MIT CISR

Confidence 0.75 · 1 source · last confirmed 2026-04-28

The MIT Center for Information Systems Research is a research center at the MIT Sloan School of Management, focused on how organizations use technology and data to compete and create value. Studies digital business models, IT investment portfolios, AI maturity, and large-enterprise transformation.

Role in the wiki

A primary research source for enterprise transformation in the digital economy — methodologically distinct from McKinsey-style consulting research (which underpins much of the AI Index adoption data).
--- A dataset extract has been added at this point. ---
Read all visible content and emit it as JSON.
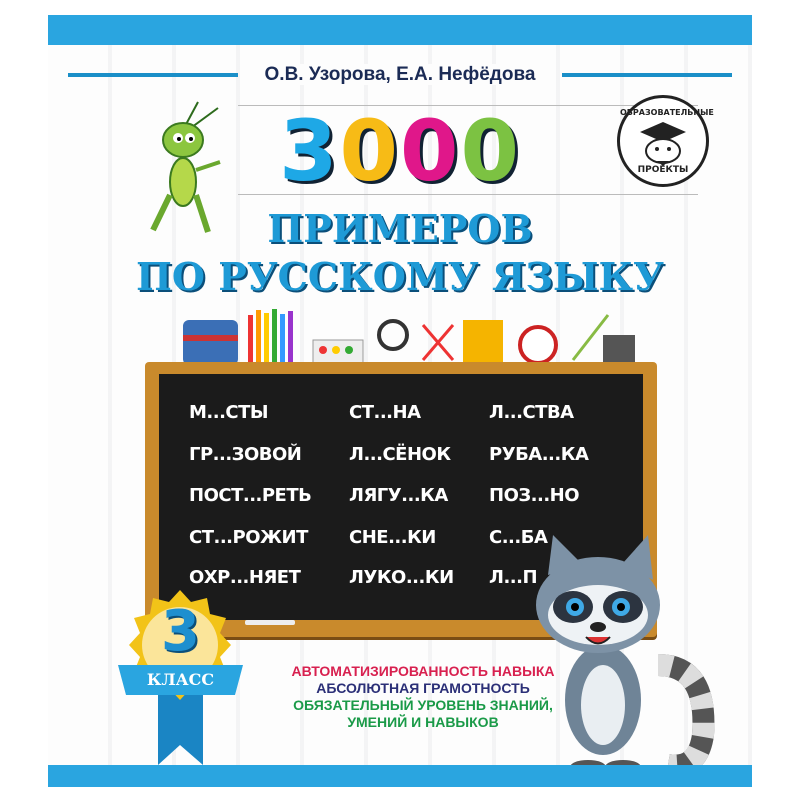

MIT CISR’s lens is stage-based maturity models rather than per-function adoption rates.

Key methodological instruments mentioned in the wiki:

  • Future Ready Survey (last published wave used: 2022, N=721) — large-N quantitative input.
  • Executive interviews (e.g., 2024: 16 executives at 9 enterprises) — qualitative depth on transitions.
  • Combined into maturity scoring (0–100% Total AI Effectiveness scale, banded into stages).

Frameworks attributed to MIT CISR (in the wiki)

  • Four Stages of Enterprise AI Maturity — see MIT Sloan article and enterprise-ai-adoption.
  • Four S Framework (Strategy / Systems / Synchronization / Stewardship) — challenges to scale Stage 2 → Stage 3.

Notable people (mentioned in this wiki)

  • Stephanie Woerner — Principal research scientist at MIT Sloan, Director of MIT CISR.
  • Peter Weill — Senior research scientist at MIT Sloan, Chairman of MIT CISR.
  • Ina Sebastian — Research scientist at MIT CISR (digital partnering, value creation, value capture).
  • Evgeny Káganer — Research collaborator (also professor at IESE Business School).

Open questions

  • Funding model and member organizations of CISR (it’s typically a member-funded research center; details to fill in as more sources reference it).
  • Earlier Future Ready Survey waves (pre-2022) and how methodology has evolved.